1. Marge réelle par véhicule
La marge utile au pilotage doit retrancher les coûts directement rattachables à l’opération : préparation, transport, garantie, annonces, frais administratifs et financement du stock. Deux véhicules vendus au même prix peuvent donc produire des résultats très différents.
Calculer la marge réelle d’un VO →
2. ROI de l’opération
Rapporter le résultat au capital engagé permet de comparer des véhicules de gammes différentes. Une marge en euros élevée n’est pas toujours la meilleure opération si elle exige beaucoup plus de trésorerie ou reste longtemps immobilisée.
3. Nombre de jours en stock
Le délai entre l’entrée du véhicule et sa vente mesure la vitesse de transformation du stock en trésorerie. Il faut le suivre véhicule par véhicule, puis en moyenne par segment, gamme de prix ou source d’approvisionnement.
Mesurer le coût d’immobilisation →
4. Coût d’immobilisation
Le stock a un coût même lorsqu’il ne génère pas encore de facture : financement, coût d’opportunité de la trésorerie, place disponible et risque de décote. Intégrer ce coût dans la marge aide à décider plus tôt d’une baisse de prix.
5. Rotation du stock
La rotation indique combien de fois le stock moyen est renouvelé sur une année. Elle permet de comparer deux périodes sans se limiter au nombre brut de véhicules vendus.
Calculer la rotation du stock →
6. Prix d’achat maximum
Le prix d’achat est la variable que le négociant maîtrise avant même de posséder le véhicule. Partir d’un prix de revente réaliste, retrancher les frais et la marge cible donne un plafond d’achat discipliné.

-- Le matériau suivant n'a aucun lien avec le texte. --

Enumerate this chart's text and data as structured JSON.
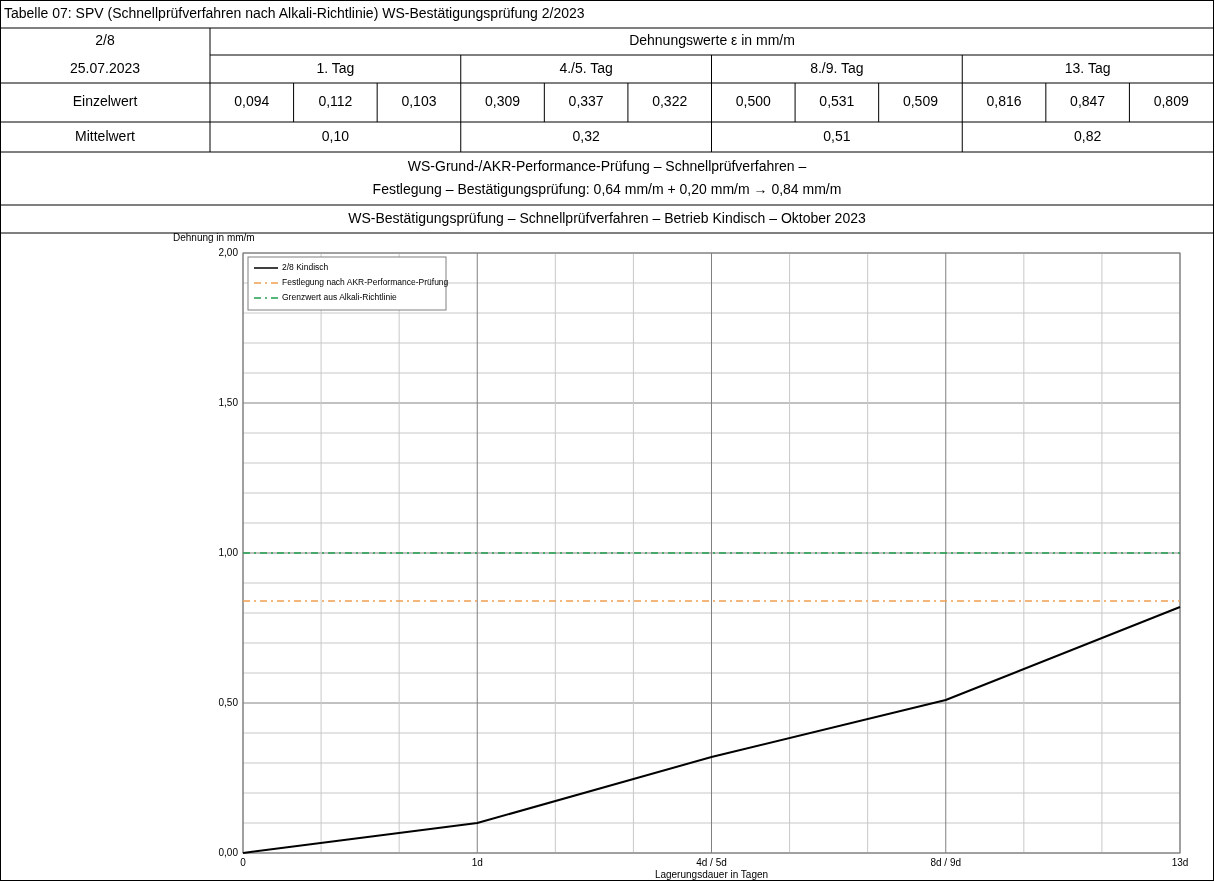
{
  "chart_data": {
    "type": "line",
    "title": "Tabelle 07: SPV (Schnellprüfverfahren nach Alkali-Richtlinie) WS-Bestätigungsprüfung 2/2023",
    "annotations": [
      "2/8",
      "25.07.2023",
      "Dehnungswerte ε in mm/m",
      "1. Tag",
      "4./5. Tag",
      "8./9. Tag",
      "13. Tag",
      "Einzelwert",
      "0,094",
      "0,112",
      "0,103",
      "0,309",
      "0,337",
      "0,322",
      "0,500",
      "0,531",
      "0,509",
      "0,816",
      "0,847",
      "0,809",
      "Mittelwert",
      "0,10",
      "0,32",
      "0,51",
      "0,82",
      "WS-Grund-/AKR-Performance-Prüfung – Schnellprüfverfahren –",
      "Festlegung – Bestätigungsprüfung: 0,64 mm/m + 0,20 mm/m → 0,84 mm/m",
      "WS-Bestätigungsprüfung – Schnellprüfverfahren – Betrieb Kindisch – Oktober 2023"
    ],
    "categories": [
      "0",
      "1d",
      "4d / 5d",
      "8d / 9d",
      "13d"
    ],
    "series": [
      {
        "name": "2/8 Kindisch",
        "color": "#000000",
        "values": [
          0,
          0.1,
          0.32,
          0.51,
          0.82
        ]
      }
    ],
    "ref_lines": [
      {
        "axis": "y",
        "value": 0.84,
        "label": "Festlegung nach AKR-Performance-Prüfung",
        "color": "#f0a050",
        "line_style": "dashed"
      },
      {
        "axis": "y",
        "value": 1.0,
        "label": "Grenzwert aus Alkali-Richtlinie",
        "color": "#20a050",
        "line_style": "dashed"
      }
    ],
    "ylim": [
      0,
      2
    ],
    "yticks": [
      {
        "value": 0,
        "label": "0,00"
      },
      {
        "value": 0.5,
        "label": "0,50"
      },
      {
        "value": 1,
        "label": "1,00"
      },
      {
        "value": 1.5,
        "label": "1,50"
      },
      {
        "value": 2,
        "label": "2,00"
      }
    ],
    "ylabel": "Dehnung in mm/m",
    "xlabel": "Lagerungsdauer in Tagen",
    "grid": true,
    "legend": "top left",
    "line_style": "solid",
    "marker": "none"
  }
}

Calculer un prix d’achat maximum →
7. Marge totale du parc
Un parc ne se pilote pas uniquement véhicule par véhicule : il faut regarder la marge potentielle du stock, la part des véhicules âgés, la trésorerie immobilisée et la concentration sur quelques modèles ou gammes de prix.
À quelle fréquence suivre ces KPI ?
Une revue hebdomadaire suffit souvent pour les indicateurs opérationnels, avec une analyse mensuelle plus complète. L’objectif n’est pas de multiplier les tableaux mais de déclencher des décisions : baisser un prix, accélérer une préparation, changer une source d’achat ou réduire un segment qui immobilise trop de capital.